Dinsdag 8 september 2020

Rond vijf uur is het even wat onrustig in het huis, kennelijk gaan er al mensen de deur uit. Ik slaap weer in en word om 7:00 uur gewekt door de wekfunctie van mijn telefoon. Ik ga uit bed, werk mijn ochtendritueel af en heb dan nog ruim tijd over om mijn gele tas van het onvolprezen merk Ortlieb op de motor te binden, voordat ik aan het ontbijt verwacht word.

Het schijnt vandaag weer warm te worden onderweg. Vandaar dat ik eerst mijn koelvest uit een koffer haal, hem kletsnat maak, hem in een plastic tas verpak en dan samen met de Ortlieb op de motor bind.

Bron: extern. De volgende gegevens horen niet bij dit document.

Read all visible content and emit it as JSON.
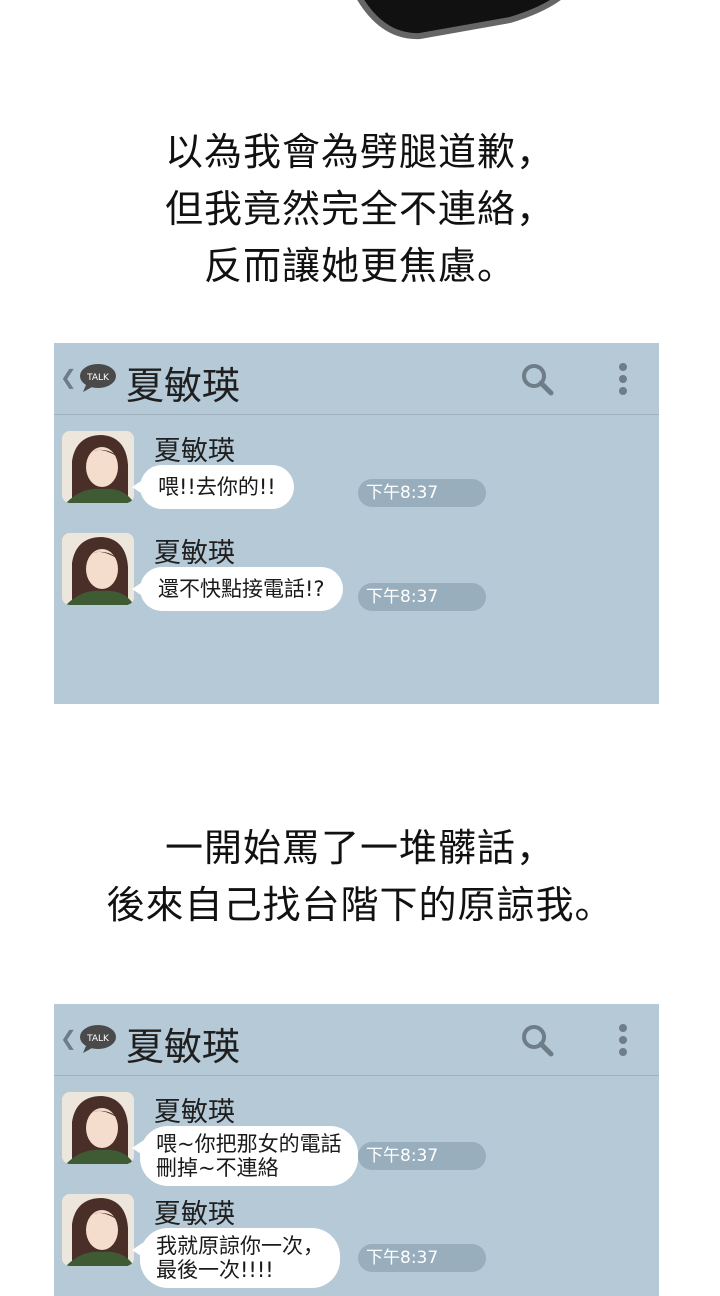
{
  "narration_top": {
    "lines": [
      "以為我會為劈腿道歉，",
      "但我竟然完全不連絡，",
      "反而讓她更焦慮。"
    ]
  },
  "narration_middle": {
    "lines": [
      "一開始罵了一堆髒話，",
      "後來自己找台階下的原諒我。"
    ]
  },
  "chat_1": {
    "header_title": "夏敏瑛",
    "messages": [
      {
        "sender": "夏敏瑛",
        "lines": [
          "喂!!去你的!!"
        ],
        "time": "下午8:37"
      },
      {
        "sender": "夏敏瑛",
        "lines": [
          "還不快點接電話!?"
        ],
        "time": "下午8:37"
      }
    ]
  },
  "chat_2": {
    "header_title": "夏敏瑛",
    "messages": [
      {
        "sender": "夏敏瑛",
        "lines": [
          "喂~你把那女的電話",
          "刪掉~不連絡"
        ],
        "time": "下午8:37"
      },
      {
        "sender": "夏敏瑛",
        "lines": [
          "我就原諒你一次，",
          "最後一次!!!!"
        ],
        "time": "下午8:37"
      }
    ]
  },
  "icons": {
    "back": "chevron-left-icon",
    "talk": "talk-bubble-icon",
    "search": "search-icon",
    "more": "more-vertical-icon"
  },
  "colors": {
    "chat_background": "#b5c9d7",
    "bubble": "#ffffff",
    "time_pill": "#98aebd"
  }
}
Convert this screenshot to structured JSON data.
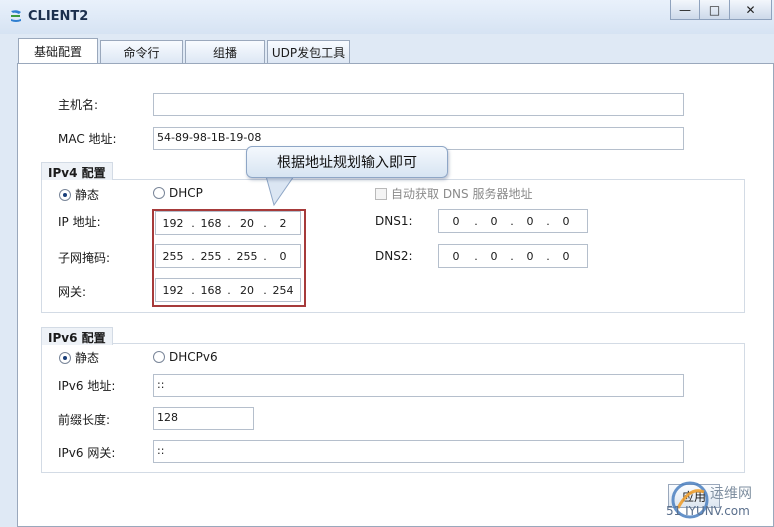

Onderweg naar mijn kamer kom ik al mijn lieftallige gastvrouw Elisa tegen. Mijn ontbijt staat al gereed op het terras, of ik nog een citroen wil voor in mijn thee. Wanneer ik op het terras kom, staat er een heerlijk zoet ontbijt klaar voor me: toastjes, koekjes, cake, verschillende soorten jam, hazelnootpasta, yoghurt met honing, walnoten en verse perzikschijfjes, sinaasappelsap en thee. Ik laat weten dat het er fantastisch uitziet en ze lijkt verlegen door het compliment.

Ik laat het me allemaal goed smaken en ga dan nog wel even mijn tanden poetsen, kan geen kwaad na al dit zoets.

Wanneer ik gereed ben om te vertrekken, roep ik haar, want volgens mij is ze een etage hoger aan het werk. Ze haast zich naar beneden, zodat ik kan afrekenen. Ik betaal per creditcard, maar geef haar een paar euro’s voor het mooie plekje voor mijn motor en de goede zorgen. Weer lijkt ze verlegen, dit keer door de fooi. Zouden andere gasten dat niet geven dan?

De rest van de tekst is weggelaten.